BAYFIELD, ONT. -- Lake Huron got close, but without a month of monsoons, the Great Lake likely won’t reach its all-time high level this year.

“We are currently above the monthly high. The last measurement I have is around six centimetres above the monthly high right at the moment.

But we are still below the long-term high level which occurred in October of 1986,” says Geoff Cade, water and planning manager with the Ausable Bayfield Conservation Authority.

How close is it? Well, Lake Huron is currently sitting at 177.49 metres. The record is 177.50 set in October of 1986.

Lake Huron has set monthly high-level records since January, and likely will set August’s monthly record as well.

“Typically, it starts to peak in July, and then starts to go down. As of a couple of weeks ago, I thought it would go down quite a lot because we had such a dry spell, but the last couple of weeks we’ve had quite a bit of rain.
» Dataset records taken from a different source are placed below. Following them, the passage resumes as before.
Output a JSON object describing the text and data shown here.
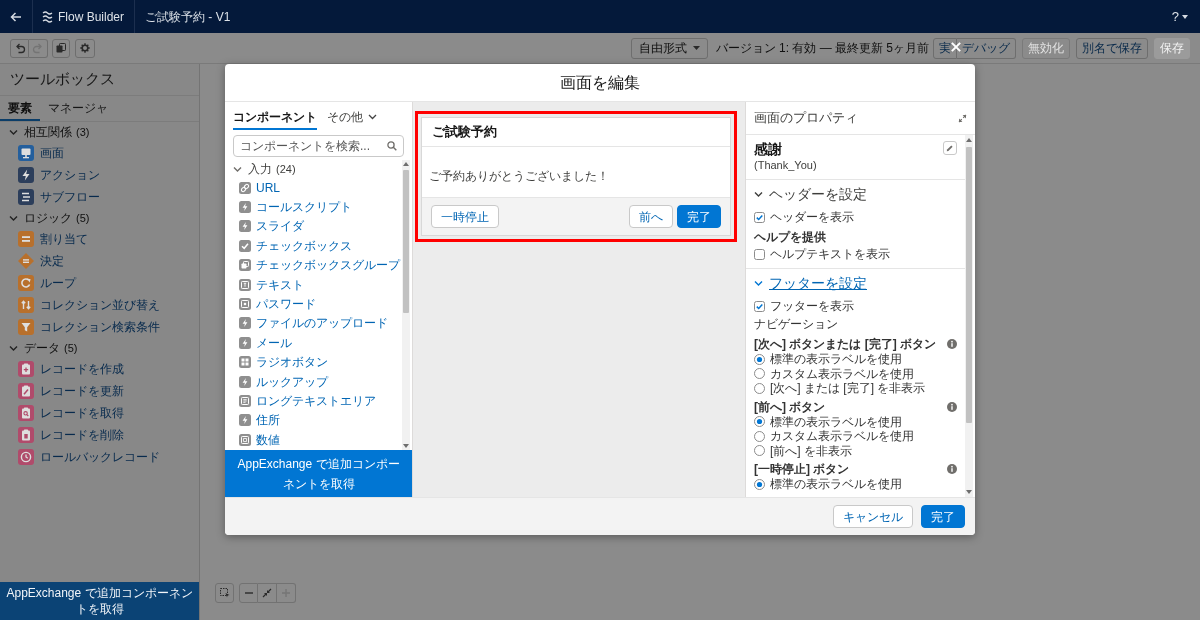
{
  "header": {
    "app_name": "Flow Builder",
    "flow_title": "ご試験予約 - V1",
    "help_label": "?"
  },
  "toolbar": {
    "history": [
      {
        "kind": "undo",
        "disabled": false
      },
      {
        "kind": "redo",
        "disabled": true
      }
    ],
    "layout_mode": "自由形式",
    "version_info": "バージョン 1: 有効 — 最終更新 5ヶ月前",
    "button_groups": [
      [
        {
          "label": "実",
          "kind": "neutral",
          "disabled": false
        },
        {
          "label": "デバッグ",
          "kind": "neutral",
          "disabled": false
        }
      ],
      [
        {
          "label": "無効化",
          "kind": "neutral",
          "disabled": true
        }
      ],
      [
        {
          "label": "別名で保存",
          "kind": "neutral",
          "disabled": false
        }
      ],
      [
        {
          "label": "保存",
          "kind": "brand",
          "disabled": true
        }
      ]
    ]
  },
  "toolbox": {
    "title": "ツールボックス",
    "tabs": [
      {
        "label": "要素",
        "selected": true
      },
      {
        "label": "マネージャ",
        "selected": false
      }
    ],
    "sections": [
      {
        "label": "相互関係",
        "count": "(3)",
        "expanded": true,
        "items": [
          {
            "label": "画面",
            "kind": "screen"
          },
          {
            "label": "アクション",
            "kind": "action"
          },
          {
            "label": "サブフロー",
            "kind": "subflow"
          }
        ]
      },
      {
        "label": "ロジック",
        "count": "(5)",
        "expanded": true,
        "items": [
          {
            "label": "割り当て",
            "kind": "assignment"
          },
          {
            "label": "決定",
            "kind": "decision"
          },
          {
            "label": "ループ",
            "kind": "loop"
          },
          {
            "label": "コレクション並び替え",
            "kind": "sort"
          },
          {
            "label": "コレクション検索条件",
            "kind": "filter"
          }
        ]
      },
      {
        "label": "データ",
        "count": "(5)",
        "expanded": true,
        "items": [
          {
            "label": "レコードを作成",
            "kind": "create"
          },
          {
            "label": "レコードを更新",
            "kind": "update"
          },
          {
            "label": "レコードを取得",
            "kind": "get"
          },
          {
            "label": "レコードを削除",
            "kind": "delete"
          },
          {
            "label": "ロールバックレコード",
            "kind": "rollback"
          }
        ]
      }
    ],
    "appexchange_link": "AppExchange で追加コンポーネントを取得"
  },
  "canvas": {
    "zoom_controls": [
      [
        {
          "kind": "marquee",
          "disabled": false
        }
      ],
      [
        {
          "kind": "zoom_out",
          "disabled": false
        },
        {
          "kind": "fit",
          "disabled": false
        },
        {
          "kind": "zoom_in",
          "disabled": true
        }
      ]
    ]
  },
  "modal": {
    "title": "画面を編集",
    "palette": {
      "tabs": [
        {
          "label": "コンポーネント",
          "selected": true
        },
        {
          "label": "その他",
          "selected": false,
          "dropdown": true
        }
      ],
      "search": {
        "placeholder": "コンポーネントを検索..."
      },
      "sections": [
        {
          "label": "入力",
          "count": "(24)",
          "expanded": true,
          "items": [
            {
              "label": "URL",
              "kind": "link"
            },
            {
              "label": "コールスクリプト",
              "kind": "bolt"
            },
            {
              "label": "スライダ",
              "kind": "bolt"
            },
            {
              "label": "チェックボックス",
              "kind": "check"
            },
            {
              "label": "チェックボックスグループ",
              "kind": "group"
            },
            {
              "label": "テキスト",
              "kind": "text"
            },
            {
              "label": "パスワード",
              "kind": "password"
            },
            {
              "label": "ファイルのアップロード",
              "kind": "bolt"
            },
            {
              "label": "メール",
              "kind": "bolt"
            },
            {
              "label": "ラジオボタン",
              "kind": "radio"
            },
            {
              "label": "ルックアップ",
              "kind": "bolt"
            },
            {
              "label": "ロングテキストエリア",
              "kind": "textarea"
            },
            {
              "label": "住所",
              "kind": "bolt"
            },
            {
              "label": "数値",
              "kind": "number"
            }
          ]
        }
      ],
      "appexchange_link": "AppExchange で追加コンポーネントを取得"
    },
    "preview": {
      "highlighted": true,
      "title": "ご試験予約",
      "message": "ご予約ありがとうございました！",
      "left_buttons": [
        {
          "label": "一時停止",
          "kind": "neutral"
        }
      ],
      "right_buttons": [
        {
          "label": "前へ",
          "kind": "neutral"
        },
        {
          "label": "完了",
          "kind": "brand"
        }
      ]
    },
    "properties": {
      "title": "画面のプロパティ",
      "screen_label": "感謝",
      "api_name": "(Thank_You)",
      "sections": [
        {
          "title": "ヘッダーを設定",
          "expanded": true,
          "focused": false,
          "rows": [
            {
              "kind": "checkbox",
              "label": "ヘッダーを表示",
              "checked": true
            },
            {
              "kind": "group_label",
              "label": "ヘルプを提供"
            },
            {
              "kind": "checkbox",
              "label": "ヘルプテキストを表示",
              "checked": false
            }
          ]
        },
        {
          "title": "フッターを設定",
          "expanded": true,
          "focused": true,
          "rows": [
            {
              "kind": "checkbox",
              "label": "フッターを表示",
              "checked": true
            },
            {
              "kind": "heading",
              "label": "ナビゲーション"
            },
            {
              "kind": "group_label",
              "label": "[次へ] ボタンまたは [完了] ボタン",
              "info": true
            },
            {
              "kind": "radio",
              "label": "標準の表示ラベルを使用",
              "selected": true
            },
            {
              "kind": "radio",
              "label": "カスタム表示ラベルを使用",
              "selected": false
            },
            {
              "kind": "radio",
              "label": "[次へ] または [完了] を非表示",
              "selected": false
            },
            {
              "kind": "group_label",
              "label": "[前へ] ボタン",
              "info": true
            },
            {
              "kind": "radio",
              "label": "標準の表示ラベルを使用",
              "selected": true
            },
            {
              "kind": "radio",
              "label": "カスタム表示ラベルを使用",
              "selected": false
            },
            {
              "kind": "radio",
              "label": "[前へ] を非表示",
              "selected": false
            },
            {
              "kind": "group_label",
              "label": "[一時停止] ボタン",
              "info": true
            },
            {
              "kind": "radio",
              "label": "標準の表示ラベルを使用",
              "selected": true
            }
          ]
        }
      ]
    },
    "footer_buttons": [
      {
        "label": "キャンセル",
        "kind": "neutral"
      },
      {
        "label": "完了",
        "kind": "brand"
      }
    ]
  }
}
So, I suspect that the monthly levels are going to be somewhat static,” says Cade.

Declining lake levels can’t come soon enough for shoreline property owners, who have lost a lot of real estate over the past year, as higher than normal lake levels, chew up beach and bluffs.

“Hopefully the levels start to go down soon, because we know that people are very concerned about water levels and the impacts it’s having on their properties,” says Cade.

What’s the future have in store for Huron’s lake levels? Well, Cade says everything points to a downward trend, but how quickly is anyone’s educated guess.

“What’s going to happen in 2021 or 2022? Unfortunately I can’t predict that. I think I can say with some level of certainty that it will go down, I just don’t know when,” he says.